What doesn’t seem to be heading in the right direction is confidence. We’ve all seen the effects of a loss of confidence recently in the precious metals markets, where gold and silver especially are falling way lower than the economic situation would seem to predict. The most likely explanation is that investors simply don’t believe they’ll get their money back if they buy into these commodities, so they’re looking elsewhere – and the lack of demand pushes prices inexorably downwards. The same effect can apply at a higher level, affecting the whole economy, and there are strong signs that could be happening right now.
One example of this trend is the recent American Values Survey. Since 2010 this survey has been asking respondents whether the American Dream – the idea that if you work had you can be successful – is still a valid idea. The numbers who believe it is has now dropped to just over 40 percent – the lowest since the question was first asked.
On the surface at least it’s surprising that people are so pessimistic. US unemployment is now at a six-year low, according to September’s figures – the jobless rate is now down to 5.9 percent. Second quarter growth shows that GDP jumped by 4.6 percent, the fastest since 2011. These numbers don’t seem to be resonating with the American public though. So what does that mean for the economy?
If people lack confidence they will be more cautious when it comes to spending money. Any spare cash that might have gone towards buying goods or even been invested will be saved or used to pay down existing debts. That means lower retail figures, which is a real worry with the holiday season – the traditional spending splurge – coming up. While nobody’s predicting a financial Grinch stealing retailers’ Christmas, seasonal sales don’t have to fall by much to make a dent in the economy. Lower retail sales mean lower employment in the retail sector and less security for those who do have jobs, which leads to even more cautious spending. Manufacturers also take a hit, and the effects ripple out across the economy.

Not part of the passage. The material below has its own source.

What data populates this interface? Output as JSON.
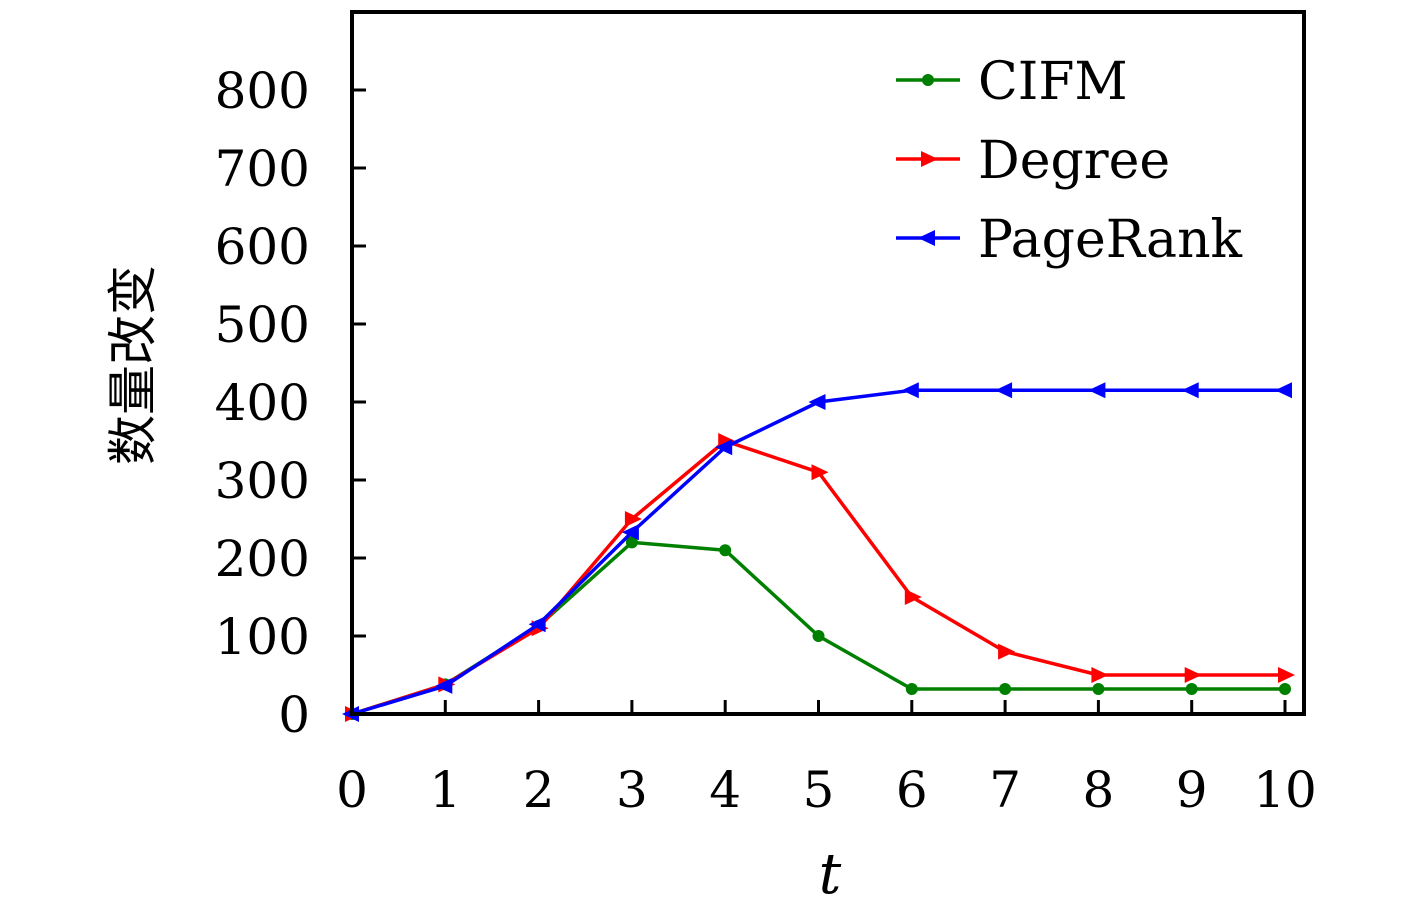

Unless it’s turned around, low confidence will start to pull growth figures down and that will inevitably affect the stock markets. These are already unstable, as seen by last week’s sudden fall and recovery of the Dow, and speculation about a renewed debt crisis in the Eurozone isn’t helping any. It looks like the USA is still making progress at dragging itself out of the recession, but as long as the American people aren’t feeling the benefits that recovery will remain fragile.